SAIA DO SOL E DA CHUVA, ENTRE...

A morada é simples, é sertaneja, mas tem alimento para o espírito, amizade e afeto.



domingo, 11 de março de 2018

TROVÕES NO SERTÃO



*Rangel Alves da Costa


Agora mesmo ouço muitos trovões no sertão. Ainda se aproxima das quatro horas da tarde, mas o semblante sertanejo já é de escurecimento. As nuvens prenhes, carregadas, escurecidas, estão por todo lugar. Não só trovões como relâmpagos cortando os céus, e das torneiras de cima já começou a cair chuvarada boa.
Ontem foi assim também, de chuvarada forte, porém rápida. De um instante pra outro e um pé d’água começou a cair, e no momento seguinte as águas já estavam escorrendo pelas ruas, as poças se formadas por todo lugar, rios finos escorrendo pelos caminhos de chão.

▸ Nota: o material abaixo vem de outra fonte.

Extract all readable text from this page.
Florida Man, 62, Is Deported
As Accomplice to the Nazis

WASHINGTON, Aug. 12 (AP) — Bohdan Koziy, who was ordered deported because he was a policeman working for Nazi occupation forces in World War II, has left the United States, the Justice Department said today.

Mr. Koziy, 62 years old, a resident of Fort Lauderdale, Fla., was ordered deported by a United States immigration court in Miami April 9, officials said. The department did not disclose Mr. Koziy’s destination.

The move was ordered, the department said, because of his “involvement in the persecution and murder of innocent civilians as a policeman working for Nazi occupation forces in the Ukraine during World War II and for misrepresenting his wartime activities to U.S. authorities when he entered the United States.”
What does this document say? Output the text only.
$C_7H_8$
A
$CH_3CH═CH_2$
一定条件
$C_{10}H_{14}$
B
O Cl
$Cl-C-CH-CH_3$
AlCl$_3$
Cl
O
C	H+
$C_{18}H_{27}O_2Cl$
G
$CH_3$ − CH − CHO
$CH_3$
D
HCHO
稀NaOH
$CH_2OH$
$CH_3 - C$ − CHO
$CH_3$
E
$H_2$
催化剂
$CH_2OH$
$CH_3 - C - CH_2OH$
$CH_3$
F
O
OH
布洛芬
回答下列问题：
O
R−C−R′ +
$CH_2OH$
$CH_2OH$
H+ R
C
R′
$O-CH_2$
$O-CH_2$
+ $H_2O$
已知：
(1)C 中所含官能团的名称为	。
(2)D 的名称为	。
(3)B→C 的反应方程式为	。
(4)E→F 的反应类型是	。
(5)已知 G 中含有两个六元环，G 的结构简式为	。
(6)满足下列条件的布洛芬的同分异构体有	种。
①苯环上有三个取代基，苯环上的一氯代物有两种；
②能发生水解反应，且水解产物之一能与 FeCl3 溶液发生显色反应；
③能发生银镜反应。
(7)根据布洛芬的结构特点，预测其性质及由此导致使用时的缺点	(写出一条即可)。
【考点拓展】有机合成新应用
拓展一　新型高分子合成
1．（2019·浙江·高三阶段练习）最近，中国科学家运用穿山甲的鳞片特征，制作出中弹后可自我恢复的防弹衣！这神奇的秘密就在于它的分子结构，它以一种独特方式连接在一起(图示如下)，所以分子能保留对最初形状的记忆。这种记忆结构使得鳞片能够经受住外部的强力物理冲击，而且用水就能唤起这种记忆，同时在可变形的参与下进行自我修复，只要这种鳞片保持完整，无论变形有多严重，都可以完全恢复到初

Muita chuva em pouco tempo, mas uma esperança imensa de logo mais haver um retorno em maior pujança.
E parece ter chegado hoje, já próximo ao entardecer. Perante o olhar dos mais velhos, daqueles sábios sertanejos perante as feições da natureza, não é apenas chuva grande de repente caída, mas prenúncio de trovoada. As nuvens gordas, o nublamento além do esperado, os trovões e os relâmpagos, não deixam mentir. Sem falar de um calor de mil sóis e de um mormaço que esturrica tudo. Tudo isso se afeiçoa a trovoada.
Em momentos assim, mas não igual a outros tempos, certamente que muitas donas de casa ficam em tempo de se acabar com medo dos relampejos e dos trovejamentos. O nome de Deus, dos santos e anjos, não sai da boca. Padim Ciço e Frei Damião também são invocados contra o medo da acabação. Os dedos buscam rosários e terços e a boca tremulante vai repetindo antigas e poderosas orações.
Em momentos assim de trovões e relâmpagos, nada de deixar espelho descoberto. Tudo que seja brilhoso tem de ser logo encoberto para que os raios não sejam chamados. Igualmente com panela, copos, raças, qualquer coisa possa reluzir e atrair a força relampejante da natureza. Sem falar que muita gente se mete debaixo das camas, chora, grita, fica em tempo de endoidar.
Assim, o que para a maioria é sinal de esperança, pois as chuvas tão esperadas chegando, para outros se transformando em verdadeiro tormento. Mas ainda assim a meninada, acaso encontre uma porta aberta, logo sai em disparada pelas ruas. Sem temer as fúrias dos trovões e relâmpagos, simplesmente procuram biqueiras, descampados, calçadas escorregadias e até poças para os festins da chuvarada.
Certamente que os trovões e os relâmpagos assustam, porém muito mais as estiagens grandes, as secas medonhas, os bichos berrando com fome e sede e o homem na desvalia de tudo. Num período assim, ao invés de as mãos se unirem em orações para que os trovões e os relâmpagos se afastem dali, verdadeiramente imploram sua chegada. E há muito sertanejo que até chora de alegria ao ouvir os primeiros ribombos lá no alto ou nas distâncias.
A verdade é que os trovões sertanejos são como anúncios de chuva grande. Não há medo que seja maior que a vontade que chova muito, e sempre mais. São das trovoadas grandes que as esperanças renascem em semente em grão. Com a terra molhada, com o tanque cheio, com os brotos vingando de novo sobre a terra, então logo se terá fartura. E o sertão alimenta-se dessa esperança entremeada de medo e alegria com as forças da natureza.
Não demorou muito e os trovões e os relâmpagos foram embora. A chuvarada forte também. Mas a terra já está molhada, alguma água foi juntada nos açudes, barragens e tanques. E o homem da terra já faz planos. Logo estará semeando o grão sobre o chão.